抱きついてくるユリの腕から逃れ、通学路を先に歩く。
後ろでユリが頬を膨らませ文句を言っていたが、こんなやりとりを続けていたら遅刻しそうだ。
早々の騒がしさに面倒くささを感じながら俺は彼女を無視しながら学校を目指した。
「おはようユリ!」
「やあっ、おはよ」
正門前にいる同級生がユリに挨拶した。
俺へのマシンガントークが当たり前なのに。
その時に限って彼女の返事はいつも素っ気ない。
挨拶をしてきた知り合いへの挨拶を適当に済ませるとすぐ居ない存在かのように目をそらして俺へのお喋りを再開する。
こっちは会話をしているつもりはないが、その光景を見て内心不気味がっていた。
「あ、おはようユリちゃん」
「
「こないだの練習試合観たよ。追加点を決めたクロスシュート、すっごい格好よかった」
「それほどでもありませんよ、偶然です」
「いやいや、そんな事ないよ? 試合が近いといつも夜遅くまで居残り練習をしてるじゃないか。努力が実を結んだのさ」
「えへへ……どもです、ではっ」
二年の下駄箱前になぜか立っていた男子サッカー部の主将、健人先輩がユリに声をかける。
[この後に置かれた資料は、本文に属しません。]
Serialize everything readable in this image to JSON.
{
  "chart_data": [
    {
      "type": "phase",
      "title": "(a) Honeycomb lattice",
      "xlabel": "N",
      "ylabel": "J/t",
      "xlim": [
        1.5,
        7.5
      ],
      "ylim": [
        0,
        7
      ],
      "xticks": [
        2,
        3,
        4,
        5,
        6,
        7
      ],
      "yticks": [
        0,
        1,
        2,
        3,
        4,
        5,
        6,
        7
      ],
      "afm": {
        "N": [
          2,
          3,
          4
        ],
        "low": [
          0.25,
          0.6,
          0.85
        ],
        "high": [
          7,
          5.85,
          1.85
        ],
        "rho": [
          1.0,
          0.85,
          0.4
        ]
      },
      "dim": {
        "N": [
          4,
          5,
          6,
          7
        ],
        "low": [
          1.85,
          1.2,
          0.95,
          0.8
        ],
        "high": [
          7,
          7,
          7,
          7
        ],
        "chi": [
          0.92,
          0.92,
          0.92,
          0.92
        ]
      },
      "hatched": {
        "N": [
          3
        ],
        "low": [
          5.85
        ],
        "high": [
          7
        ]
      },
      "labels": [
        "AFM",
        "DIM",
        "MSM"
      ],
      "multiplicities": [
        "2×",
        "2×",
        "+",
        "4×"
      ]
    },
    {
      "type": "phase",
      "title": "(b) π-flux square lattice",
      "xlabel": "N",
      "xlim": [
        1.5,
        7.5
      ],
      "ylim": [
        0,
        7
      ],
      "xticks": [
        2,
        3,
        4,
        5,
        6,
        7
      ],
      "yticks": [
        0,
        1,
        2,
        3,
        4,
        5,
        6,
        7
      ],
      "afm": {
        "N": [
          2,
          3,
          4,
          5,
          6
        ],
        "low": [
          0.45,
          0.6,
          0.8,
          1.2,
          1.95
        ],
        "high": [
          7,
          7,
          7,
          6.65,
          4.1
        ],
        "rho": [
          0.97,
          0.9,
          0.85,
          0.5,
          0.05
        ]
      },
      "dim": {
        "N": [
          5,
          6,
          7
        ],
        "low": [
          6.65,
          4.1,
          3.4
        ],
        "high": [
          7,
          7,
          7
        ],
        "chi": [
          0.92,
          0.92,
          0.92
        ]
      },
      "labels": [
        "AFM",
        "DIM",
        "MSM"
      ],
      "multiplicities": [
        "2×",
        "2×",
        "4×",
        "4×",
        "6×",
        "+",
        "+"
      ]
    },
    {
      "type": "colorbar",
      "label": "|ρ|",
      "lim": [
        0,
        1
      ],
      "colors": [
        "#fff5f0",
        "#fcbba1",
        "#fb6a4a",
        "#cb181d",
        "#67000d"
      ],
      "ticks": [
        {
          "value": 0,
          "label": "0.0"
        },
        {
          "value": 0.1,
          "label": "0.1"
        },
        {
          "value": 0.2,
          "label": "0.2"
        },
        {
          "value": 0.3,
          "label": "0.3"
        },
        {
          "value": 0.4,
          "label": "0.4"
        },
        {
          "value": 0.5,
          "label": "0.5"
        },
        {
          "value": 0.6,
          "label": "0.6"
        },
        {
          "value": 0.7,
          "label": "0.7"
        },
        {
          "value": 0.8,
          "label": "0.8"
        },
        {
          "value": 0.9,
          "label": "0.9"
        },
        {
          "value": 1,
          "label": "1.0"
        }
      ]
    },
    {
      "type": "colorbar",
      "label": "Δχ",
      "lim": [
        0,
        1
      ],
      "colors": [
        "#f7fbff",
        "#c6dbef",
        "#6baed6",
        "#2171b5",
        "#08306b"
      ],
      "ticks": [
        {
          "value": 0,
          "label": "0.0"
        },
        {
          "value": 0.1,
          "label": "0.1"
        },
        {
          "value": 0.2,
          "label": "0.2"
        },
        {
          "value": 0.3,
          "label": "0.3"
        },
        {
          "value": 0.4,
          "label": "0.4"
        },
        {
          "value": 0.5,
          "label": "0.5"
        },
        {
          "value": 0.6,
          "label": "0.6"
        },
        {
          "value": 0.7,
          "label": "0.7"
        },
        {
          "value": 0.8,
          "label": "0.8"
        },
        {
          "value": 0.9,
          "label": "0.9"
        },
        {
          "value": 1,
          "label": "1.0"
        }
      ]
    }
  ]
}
ユリは邪魔をされて不服そうにしていたが表面では笑顔をみせていた。
女子サッカー部に所属しているため男子サッカー部との接点があるユリはよく話しかけられる。
俺がいるときは控えめな接し方をするが。
まだ話ださそうにしている健人先輩から逃げるようにしてユリは手短に別れを告げると俺の手を引いた。
「……チッ」
去り際、健人先輩に睨まれたがコッチも不可抗力だということに気づいて欲しい。
周りからは美女と野獣?
と揶揄されていた。
ユリは「ただの幼馴染だよ〜」などと言い張っているが、本人は明らかにそれ以上の関係を望んでいるような行動ばかりをする。
彼女は可愛い。
今まで見てきた女子の中でも最たる容姿を兼ね揃えた彼女に振り向かない男はまずいない。
幼馴染というよりかは「兄妹」に近い関係で共に育ってきたからこそ彼女のことは誰よりも知っている。